Qwen3-4B-Upsample_multi5
This repository provides a LoRA adapter fine-tuned from:
Qwen/Qwen3-4B-Instruct-2507
using QLoRA (4-bit, Unsloth) with:
- Structured output–focused Supervised Fine-Tuning (SFT)
- Chain-of-Thought (CoT) masked loss
- Task-aware upsampling
⚠️ This repository contains LoRA adapter weights only.
The base model must be loaded separately.
Training Objective
This adapter is trained to improve structured output accuracy across:
- JSON
- YAML
- XML
- TOML
- CSV
Output-only supervised loss
Loss is applied only to the final assistant output.
- Chain-of-Thought reasoning is masked.
- Learning starts after output markers such as: Output: OUTPUT: Final: Answer: Result: Response:
Configuration:
SFT_MASK_COT = 1SFT_OUTPUT_LEARN_MODE = "after_marker"

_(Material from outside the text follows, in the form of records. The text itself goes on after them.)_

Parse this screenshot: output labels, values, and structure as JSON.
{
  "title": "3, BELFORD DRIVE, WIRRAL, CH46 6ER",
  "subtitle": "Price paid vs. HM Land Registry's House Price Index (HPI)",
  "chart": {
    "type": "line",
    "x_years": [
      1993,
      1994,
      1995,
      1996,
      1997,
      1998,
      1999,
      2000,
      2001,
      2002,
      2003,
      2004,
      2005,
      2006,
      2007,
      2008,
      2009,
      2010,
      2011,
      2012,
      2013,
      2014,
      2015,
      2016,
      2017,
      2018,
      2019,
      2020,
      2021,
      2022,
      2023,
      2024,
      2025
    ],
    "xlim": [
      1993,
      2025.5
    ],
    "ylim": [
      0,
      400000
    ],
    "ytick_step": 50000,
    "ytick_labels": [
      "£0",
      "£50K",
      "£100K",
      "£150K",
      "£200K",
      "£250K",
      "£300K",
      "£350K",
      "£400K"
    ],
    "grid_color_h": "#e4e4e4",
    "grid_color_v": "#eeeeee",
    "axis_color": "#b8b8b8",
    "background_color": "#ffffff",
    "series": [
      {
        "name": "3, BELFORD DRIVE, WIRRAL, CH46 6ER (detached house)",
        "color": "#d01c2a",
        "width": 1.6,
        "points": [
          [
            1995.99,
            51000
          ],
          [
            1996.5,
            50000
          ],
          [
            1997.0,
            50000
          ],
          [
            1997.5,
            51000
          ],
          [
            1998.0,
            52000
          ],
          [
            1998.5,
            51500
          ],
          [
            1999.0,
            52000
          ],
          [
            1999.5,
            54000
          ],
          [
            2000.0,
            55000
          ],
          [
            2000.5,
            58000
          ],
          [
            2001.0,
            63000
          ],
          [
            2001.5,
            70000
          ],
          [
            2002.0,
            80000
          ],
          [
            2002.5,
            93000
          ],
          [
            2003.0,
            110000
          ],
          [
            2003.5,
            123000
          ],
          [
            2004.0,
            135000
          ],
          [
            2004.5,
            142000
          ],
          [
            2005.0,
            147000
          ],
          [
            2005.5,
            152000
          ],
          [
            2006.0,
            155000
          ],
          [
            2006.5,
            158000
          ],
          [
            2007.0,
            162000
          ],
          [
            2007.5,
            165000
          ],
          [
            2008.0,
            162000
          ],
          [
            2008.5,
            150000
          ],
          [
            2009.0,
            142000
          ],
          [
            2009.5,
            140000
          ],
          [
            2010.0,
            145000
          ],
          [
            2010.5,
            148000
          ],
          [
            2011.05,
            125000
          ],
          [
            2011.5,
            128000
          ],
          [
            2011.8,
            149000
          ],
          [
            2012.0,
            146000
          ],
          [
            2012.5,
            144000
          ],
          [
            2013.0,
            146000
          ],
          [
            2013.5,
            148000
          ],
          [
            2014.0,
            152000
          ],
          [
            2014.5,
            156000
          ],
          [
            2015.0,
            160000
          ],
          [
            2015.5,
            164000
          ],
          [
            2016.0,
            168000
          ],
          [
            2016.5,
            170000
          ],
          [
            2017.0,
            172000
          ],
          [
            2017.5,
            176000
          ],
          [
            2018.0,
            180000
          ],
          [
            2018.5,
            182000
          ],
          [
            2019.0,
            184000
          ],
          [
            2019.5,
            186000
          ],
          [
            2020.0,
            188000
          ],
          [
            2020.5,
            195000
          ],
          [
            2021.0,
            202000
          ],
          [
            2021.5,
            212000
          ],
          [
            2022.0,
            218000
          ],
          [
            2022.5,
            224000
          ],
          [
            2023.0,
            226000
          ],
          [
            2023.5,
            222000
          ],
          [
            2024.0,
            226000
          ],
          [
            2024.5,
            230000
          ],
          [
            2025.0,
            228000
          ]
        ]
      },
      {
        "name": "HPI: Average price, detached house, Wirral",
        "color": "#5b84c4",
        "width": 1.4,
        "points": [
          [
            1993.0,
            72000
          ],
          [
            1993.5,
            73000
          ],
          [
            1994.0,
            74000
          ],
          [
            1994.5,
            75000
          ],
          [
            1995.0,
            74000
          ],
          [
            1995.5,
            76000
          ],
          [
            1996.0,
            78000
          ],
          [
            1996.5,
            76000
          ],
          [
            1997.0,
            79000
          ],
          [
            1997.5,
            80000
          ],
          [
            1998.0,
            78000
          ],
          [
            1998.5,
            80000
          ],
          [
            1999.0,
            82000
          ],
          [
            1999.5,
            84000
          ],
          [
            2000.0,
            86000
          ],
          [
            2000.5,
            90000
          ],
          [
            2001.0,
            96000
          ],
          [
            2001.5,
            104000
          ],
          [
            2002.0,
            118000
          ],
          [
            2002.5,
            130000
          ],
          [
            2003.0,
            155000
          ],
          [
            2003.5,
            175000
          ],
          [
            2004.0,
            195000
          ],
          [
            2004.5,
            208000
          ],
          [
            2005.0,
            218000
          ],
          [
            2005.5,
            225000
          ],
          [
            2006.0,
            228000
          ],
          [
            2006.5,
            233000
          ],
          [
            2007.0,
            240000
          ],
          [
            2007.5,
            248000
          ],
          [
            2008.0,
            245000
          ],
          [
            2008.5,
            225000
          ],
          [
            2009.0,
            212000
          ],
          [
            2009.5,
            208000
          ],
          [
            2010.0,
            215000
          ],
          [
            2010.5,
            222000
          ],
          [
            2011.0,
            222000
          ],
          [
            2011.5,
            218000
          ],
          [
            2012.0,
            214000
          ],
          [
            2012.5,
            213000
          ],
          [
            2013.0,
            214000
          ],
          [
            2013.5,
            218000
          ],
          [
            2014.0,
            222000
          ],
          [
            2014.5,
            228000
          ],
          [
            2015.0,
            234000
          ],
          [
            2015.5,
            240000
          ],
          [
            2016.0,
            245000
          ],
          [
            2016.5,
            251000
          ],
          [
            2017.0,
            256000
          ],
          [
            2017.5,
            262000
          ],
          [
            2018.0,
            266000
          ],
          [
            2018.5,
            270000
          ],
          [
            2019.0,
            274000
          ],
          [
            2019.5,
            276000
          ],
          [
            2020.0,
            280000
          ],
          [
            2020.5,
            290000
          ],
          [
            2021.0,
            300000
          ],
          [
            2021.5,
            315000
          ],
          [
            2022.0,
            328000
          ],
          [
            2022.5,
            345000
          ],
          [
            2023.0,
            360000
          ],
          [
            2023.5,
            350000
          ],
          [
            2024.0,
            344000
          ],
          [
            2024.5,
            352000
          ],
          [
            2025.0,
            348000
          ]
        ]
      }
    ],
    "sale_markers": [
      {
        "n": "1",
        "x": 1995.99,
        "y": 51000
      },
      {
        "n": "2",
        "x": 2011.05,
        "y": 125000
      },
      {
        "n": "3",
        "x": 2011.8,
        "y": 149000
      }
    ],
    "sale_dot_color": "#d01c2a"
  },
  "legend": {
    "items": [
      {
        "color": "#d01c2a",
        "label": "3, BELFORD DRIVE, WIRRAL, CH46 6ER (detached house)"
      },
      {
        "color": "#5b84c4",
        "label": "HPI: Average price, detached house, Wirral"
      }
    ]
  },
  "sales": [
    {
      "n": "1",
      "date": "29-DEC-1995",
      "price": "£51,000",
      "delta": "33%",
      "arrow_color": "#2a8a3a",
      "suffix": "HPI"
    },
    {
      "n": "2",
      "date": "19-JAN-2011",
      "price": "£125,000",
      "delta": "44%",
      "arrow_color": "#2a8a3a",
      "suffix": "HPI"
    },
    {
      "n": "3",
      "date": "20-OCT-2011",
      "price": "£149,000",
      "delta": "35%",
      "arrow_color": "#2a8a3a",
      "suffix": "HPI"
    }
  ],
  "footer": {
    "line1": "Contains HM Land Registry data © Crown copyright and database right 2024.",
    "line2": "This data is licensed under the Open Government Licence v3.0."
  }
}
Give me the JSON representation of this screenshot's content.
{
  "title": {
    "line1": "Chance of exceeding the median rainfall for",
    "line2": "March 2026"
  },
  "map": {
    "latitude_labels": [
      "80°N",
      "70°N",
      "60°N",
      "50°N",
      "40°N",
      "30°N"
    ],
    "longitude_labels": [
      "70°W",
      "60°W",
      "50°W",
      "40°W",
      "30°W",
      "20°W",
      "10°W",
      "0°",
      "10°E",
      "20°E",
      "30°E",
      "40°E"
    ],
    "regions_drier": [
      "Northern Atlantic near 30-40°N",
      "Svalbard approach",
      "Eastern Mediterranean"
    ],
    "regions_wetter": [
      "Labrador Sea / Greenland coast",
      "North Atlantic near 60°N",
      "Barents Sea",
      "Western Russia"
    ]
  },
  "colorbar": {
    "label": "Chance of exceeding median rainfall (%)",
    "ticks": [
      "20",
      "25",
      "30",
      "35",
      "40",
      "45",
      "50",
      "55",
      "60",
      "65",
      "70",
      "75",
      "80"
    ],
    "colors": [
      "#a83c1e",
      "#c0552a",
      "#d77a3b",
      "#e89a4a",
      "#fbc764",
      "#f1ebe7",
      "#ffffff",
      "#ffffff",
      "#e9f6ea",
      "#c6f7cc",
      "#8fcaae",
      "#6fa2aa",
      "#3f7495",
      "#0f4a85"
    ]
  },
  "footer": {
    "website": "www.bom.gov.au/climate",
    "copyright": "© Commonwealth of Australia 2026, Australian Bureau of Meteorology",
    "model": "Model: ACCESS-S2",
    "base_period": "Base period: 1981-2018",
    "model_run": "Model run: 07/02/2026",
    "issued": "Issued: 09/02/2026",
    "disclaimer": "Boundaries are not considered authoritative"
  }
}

Task-aware Upsampling (IMPORTANT)
This training run uses controlled upsampling to rebalance specific structured transformation tasks.
Upsampling rules applied:
| Task Type | Multiplier |
|---|---|
| text_to_toml | 1.4 |
| text_to_xml | 1.4 |
| json_to_xml | 1.3 |
| yaml_to_xml | 1.3 |
| csv_to_xml | 1.3 |
| toml_to_xml | 1.3 |
Configuration:
SFT_USE_UPSAMPLING = 1
This improves XML-heavy transformation robustness while preserving multi-format generalization.
Training Configuration
Base Model
Qwen/Qwen3-4B-Instruct-2507
Dataset
u-10bei/structured_data_with_cot_dataset_512_v2
Method
QLoRA (4-bit) via Unsloth
Hyperparameters
| Parameter | Value |
|---|---|
| Max sequence length | 512 |
| Epochs | 1 |
| Max steps | 200 |
| Learning rate | 1.5e-5 |
| Warmup ratio | 0.05 |
| Weight decay | 0.0 |
| Per-device train batch size | 2 |
| Per-device eval batch size | 2 |
| Gradient accumulation | 8 |
| Effective batch size | 16 |
LoRA Configuration
| Parameter | Value |
|---|---|
| r | 32 |
| alpha | 64 |
| dropout | 0.1 |
| target modules | q_proj, k_proj, v_proj, o_proj |
Checkpoints
Checkpoints are automatically pushed during training.
- Saved every 25 steps
- Maximum retained checkpoints: 2
- Stored under:
checkpoints/
Repository: Gen-oze/Qwen3-4B-Upsample_multi5
Usage
from transformers import AutoModelForCausalLM, AutoTokenizer
from peft import PeftModel
import torch
base = "Qwen/Qwen3-4B-Instruct-2507"
adapter = "Gen-oze/Qwen3-4B-Upsample_multi5"
tokenizer = AutoTokenizer.from_pretrained(base)
model = AutoModelForCausalLM.from_pretrained(
base,
torch_dtype=torch.float16,
device_map="auto",
)
model = PeftModel.from_pretrained(model, adapter)
model.eval()